L’invito del salmo ci ricorda anche le ragioni per cui siamo chiamati a lodare Dio. Lui è un Dio grande, incomparabilmente più grande di tutti gli esseri grandi, siano re o divinità. Lui è il Creatore del cielo e della terra e tiene in sua mano la vita degli abissi del mare e delle cime delle montagne. C’è un diritto cosmico all’adorazione di Dio che gli deriva dal suo essere Creatore e provveditore dell’universo intero. L’invito è allora universale, cioè include tutti, perché tutti apparteniamo al mondo di cui Dio è Signore!

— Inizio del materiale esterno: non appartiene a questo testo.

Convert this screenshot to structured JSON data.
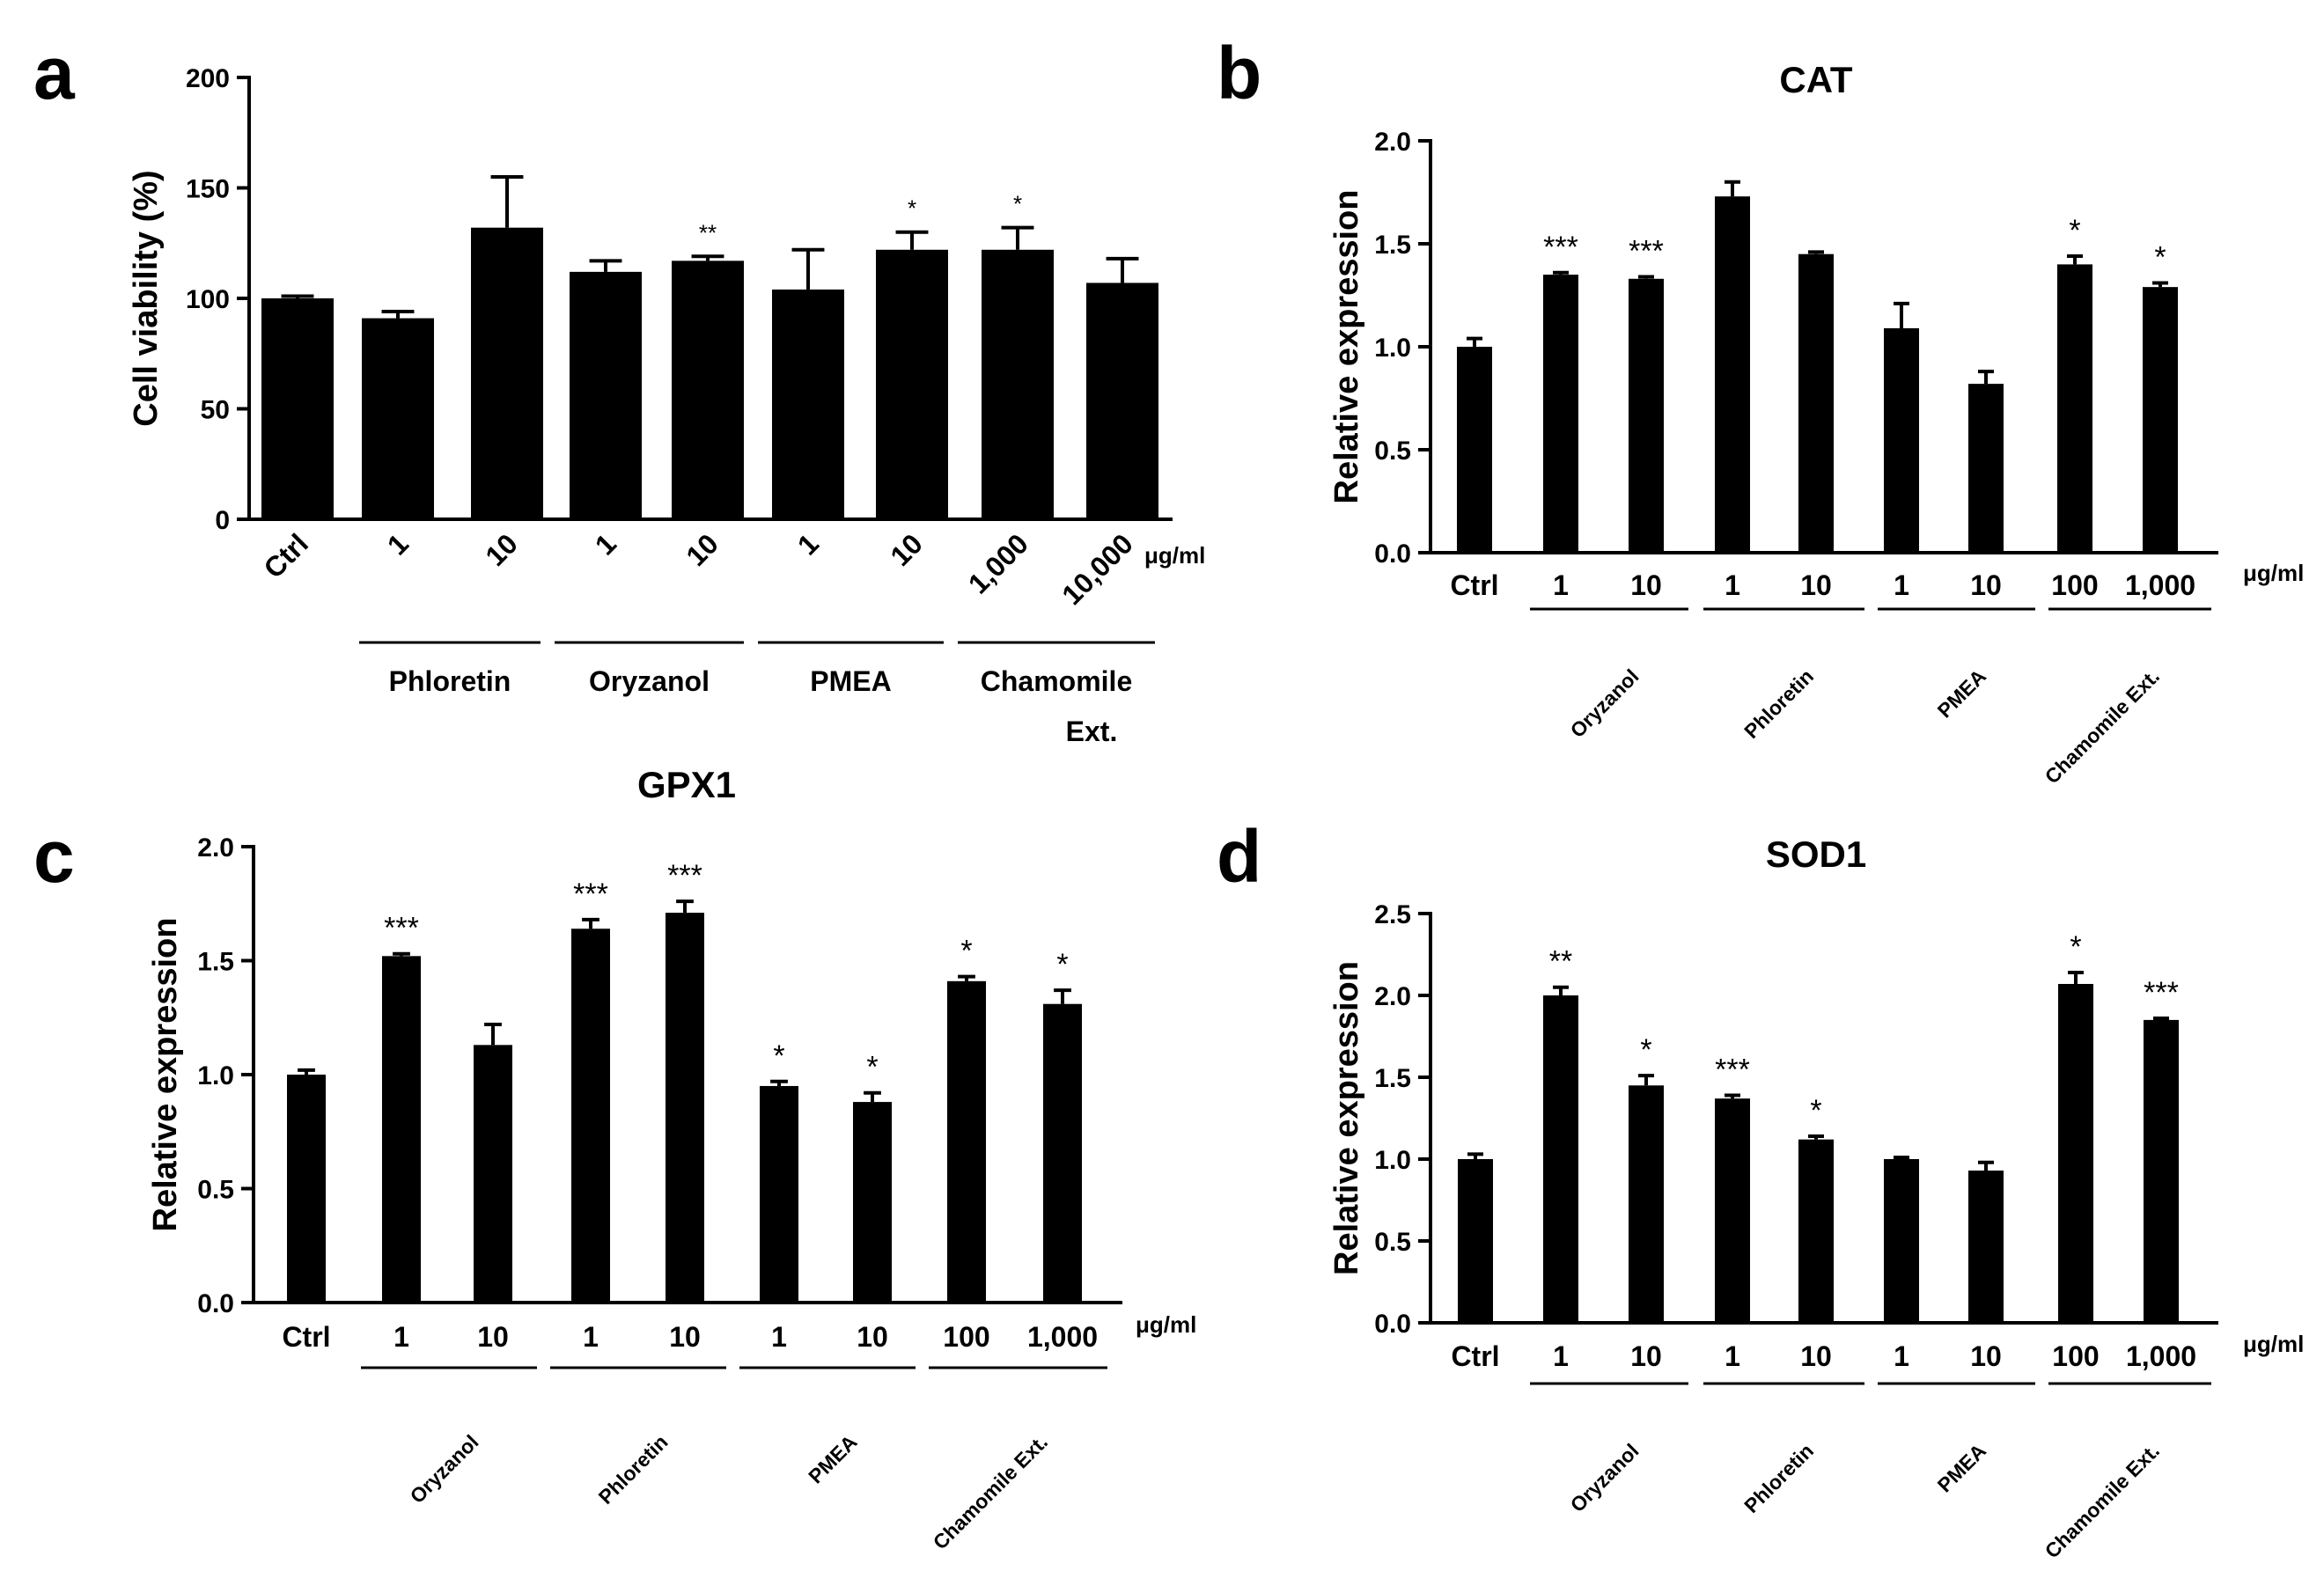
{
  "panels": [
    {
      "letter": "a",
      "chart_data": {
        "type": "bar",
        "title": "",
        "ylabel": "Cell viability (%)",
        "unit": "μg/ml",
        "ylim": [
          0,
          200
        ],
        "yticks": [
          "0",
          "50",
          "100",
          "150",
          "200"
        ],
        "categories": [
          "Ctrl",
          "1",
          "10",
          "1",
          "10",
          "1",
          "10",
          "1,000",
          "10,000"
        ],
        "values": [
          100,
          91,
          132,
          112,
          117,
          104,
          122,
          122,
          107
        ],
        "errors": [
          1,
          3,
          23,
          5,
          2,
          18,
          8,
          10,
          11
        ],
        "significance": [
          "",
          "",
          "",
          "",
          "**",
          "",
          "*",
          "*",
          ""
        ],
        "groups": [
          {
            "label": "Phloretin",
            "label2": ""
          },
          {
            "label": "Oryzanol",
            "label2": ""
          },
          {
            "label": "PMEA",
            "label2": ""
          },
          {
            "label": "Chamomile",
            "label2": "Ext."
          }
        ]
      }
    },
    {
      "letter": "b",
      "chart_data": {
        "type": "bar",
        "title": "CAT",
        "ylabel": "Relative expression",
        "unit": "μg/ml",
        "ylim": [
          0,
          2.0
        ],
        "yticks": [
          "0.0",
          "0.5",
          "1.0",
          "1.5",
          "2.0"
        ],
        "categories": [
          "Ctrl",
          "1",
          "10",
          "1",
          "10",
          "1",
          "10",
          "100",
          "1,000"
        ],
        "values": [
          1.0,
          1.35,
          1.33,
          1.73,
          1.45,
          1.09,
          0.82,
          1.4,
          1.29
        ],
        "errors": [
          0.04,
          0.01,
          0.01,
          0.07,
          0.01,
          0.12,
          0.06,
          0.04,
          0.02
        ],
        "significance": [
          "",
          "***",
          "***",
          "",
          "",
          "",
          "",
          "*",
          "*"
        ],
        "groups": [
          {
            "label": "Oryzanol"
          },
          {
            "label": "Phloretin"
          },
          {
            "label": "PMEA"
          },
          {
            "label": "Chamomile Ext."
          }
        ]
      }
    },
    {
      "letter": "c",
      "chart_data": {
        "type": "bar",
        "title": "GPX1",
        "ylabel": "Relative expression",
        "unit": "μg/ml",
        "ylim": [
          0,
          2.0
        ],
        "yticks": [
          "0.0",
          "0.5",
          "1.0",
          "1.5",
          "2.0"
        ],
        "categories": [
          "Ctrl",
          "1",
          "10",
          "1",
          "10",
          "1",
          "10",
          "100",
          "1,000"
        ],
        "values": [
          1.0,
          1.52,
          1.13,
          1.64,
          1.71,
          0.95,
          0.88,
          1.41,
          1.31
        ],
        "errors": [
          0.02,
          0.01,
          0.09,
          0.04,
          0.05,
          0.02,
          0.04,
          0.02,
          0.06
        ],
        "significance": [
          "",
          "***",
          "",
          "***",
          "***",
          "*",
          "*",
          "*",
          "*"
        ],
        "groups": [
          {
            "label": "Oryzanol"
          },
          {
            "label": "Phloretin"
          },
          {
            "label": "PMEA"
          },
          {
            "label": "Chamomile Ext."
          }
        ]
      }
    },
    {
      "letter": "d",
      "chart_data": {
        "type": "bar",
        "title": "SOD1",
        "ylabel": "Relative expression",
        "unit": "μg/ml",
        "ylim": [
          0,
          2.5
        ],
        "yticks": [
          "0.0",
          "0.5",
          "1.0",
          "1.5",
          "2.0",
          "2.5"
        ],
        "categories": [
          "Ctrl",
          "1",
          "10",
          "1",
          "10",
          "1",
          "10",
          "100",
          "1,000"
        ],
        "values": [
          1.0,
          2.0,
          1.45,
          1.37,
          1.12,
          1.0,
          0.93,
          2.07,
          1.85
        ],
        "errors": [
          0.03,
          0.05,
          0.06,
          0.02,
          0.02,
          0.01,
          0.05,
          0.07,
          0.01
        ],
        "significance": [
          "",
          "**",
          "*",
          "***",
          "*",
          "",
          "",
          "*",
          "***"
        ],
        "groups": [
          {
            "label": "Oryzanol"
          },
          {
            "label": "Phloretin"
          },
          {
            "label": "PMEA"
          },
          {
            "label": "Chamomile Ext."
          }
        ]
      }
    }
  ]
}
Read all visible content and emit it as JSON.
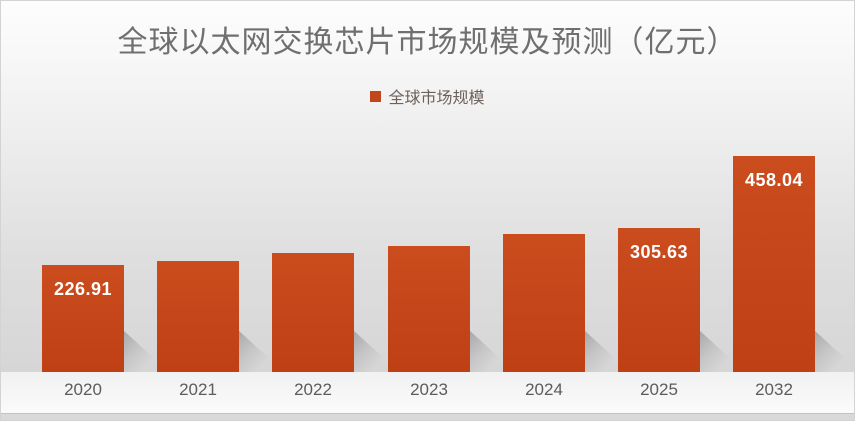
{
  "chart_data": {
    "type": "bar",
    "title": "全球以太网交换芯片市场规模及预测（亿元）",
    "legend": {
      "label": "全球市场规模",
      "position": "top",
      "swatch_color": "#C2451C"
    },
    "categories": [
      "2020",
      "2021",
      "2022",
      "2023",
      "2024",
      "2025",
      "2032"
    ],
    "series": [
      {
        "name": "全球市场规模",
        "values": [
          226.91,
          235,
          252,
          268,
          292,
          305.63,
          458.04
        ],
        "value_labels_shown": [
          "226.91",
          "",
          "",
          "",
          "",
          "305.63",
          "458.04"
        ]
      }
    ],
    "unit": "亿元",
    "ylim": [
      0,
      480
    ],
    "grid": false,
    "xlabel": "",
    "ylabel": "",
    "bar_color": "#C4451A",
    "x_label_color": "#5C5C5C"
  }
}
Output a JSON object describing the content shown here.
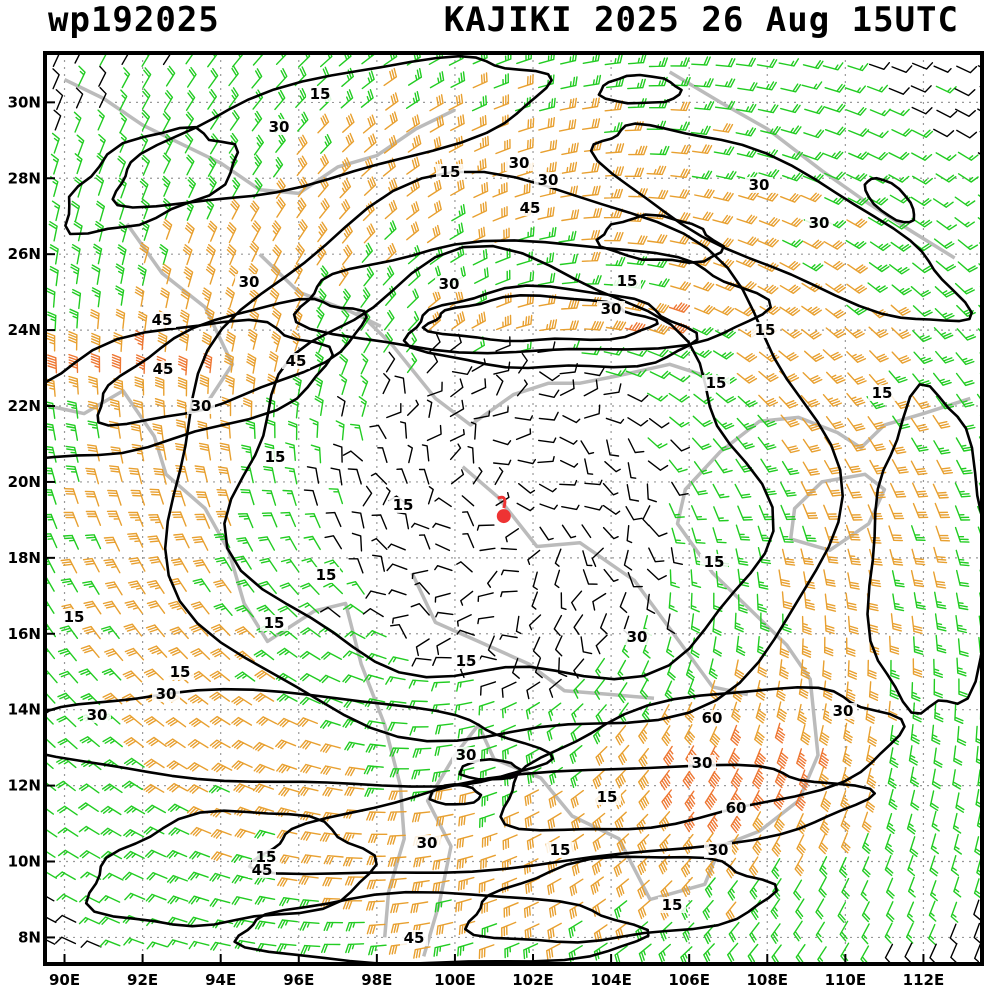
{
  "header": {
    "storm_id": "wp192025",
    "title": "KAJIKI 2025 26 Aug 15UTC"
  },
  "map": {
    "lon_range": [
      89.5,
      113.5
    ],
    "lat_range": [
      7.3,
      31.3
    ],
    "lon_ticks": [
      "90E",
      "92E",
      "94E",
      "96E",
      "98E",
      "100E",
      "102E",
      "104E",
      "106E",
      "108E",
      "110E",
      "112E"
    ],
    "lat_ticks": [
      "30N",
      "28N",
      "26N",
      "24N",
      "22N",
      "20N",
      "18N",
      "16N",
      "14N",
      "12N",
      "10N",
      "8N"
    ],
    "grid": true,
    "storm_center": {
      "lon": 101.2,
      "lat": 19.1
    },
    "colors": {
      "barb_light": "#000000",
      "barb_15": "#22cc22",
      "barb_30": "#e8a030",
      "barb_45": "#ee7733",
      "barb_60": "#ee3333",
      "coastline": "#bbbbbb",
      "contour": "#000000",
      "storm_marker": "#ee3333"
    },
    "contour_labels": [
      "15",
      "15",
      "15",
      "15",
      "15",
      "15",
      "15",
      "15",
      "15",
      "15",
      "15",
      "15",
      "15",
      "15",
      "15",
      "15",
      "15",
      "15",
      "30",
      "30",
      "30",
      "30",
      "30",
      "30",
      "30",
      "30",
      "30",
      "30",
      "30",
      "30",
      "30",
      "30",
      "30",
      "30",
      "30",
      "45",
      "45",
      "45",
      "45",
      "45",
      "45",
      "60",
      "60"
    ]
  }
}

C’è però una ragione particolare per cui noi credenti siamo invitati al culto di Dio (v. 7). Lui è il nostro Dio e noi siamo il popolo di cui ha cura. In altre parole, Dio è la rocca della nostra salvezza (v. 1). Dio è Signore dell’universo; Dio è salvatore del suo popolo. È un Dio universale e personale. L’appello è rivolto a tutti e specialmente ai credenti.
Solo una breve annotazione. La lode a Dio non è basata su come ci “sentiamo” in questo momento o se ne abbiamo “voglia”. Non è centrata sulla nostra percezione delle cose e non dipende dal nostro stato d’animo. La lode è un diritto ancorato oggettivamente alla maestà di Dio Creatore e alla grazia di Dio salvatore. Il nostro dovere e piacere come creature è di lodare Dio nel giorno felice e nell’esperienza travagliata. Oggi è il giorno della lode, che ti senti giù o su, abbattuta o sollevata. Oggi è il giorno dell’adorazione perché Dio è Dio ed è degno di essere lodato, sempre e comunque. La festa è di Dio Padre e per Dio Figlio e grazie a Dio Spirito Santo, alla gloria di Dio uno e trino.
2. L’ammonizione di ieri
Nell’invito è presente anche un’ammonizione. Attenzione, ci dice il salmo: nell’adorare il Signore state attenti a non fare quello che fece una generazione in particolare nella storia d’Israele che fu chiamata come voi ad adorare, ma con le proprie scelte prese una direzione molto diversa.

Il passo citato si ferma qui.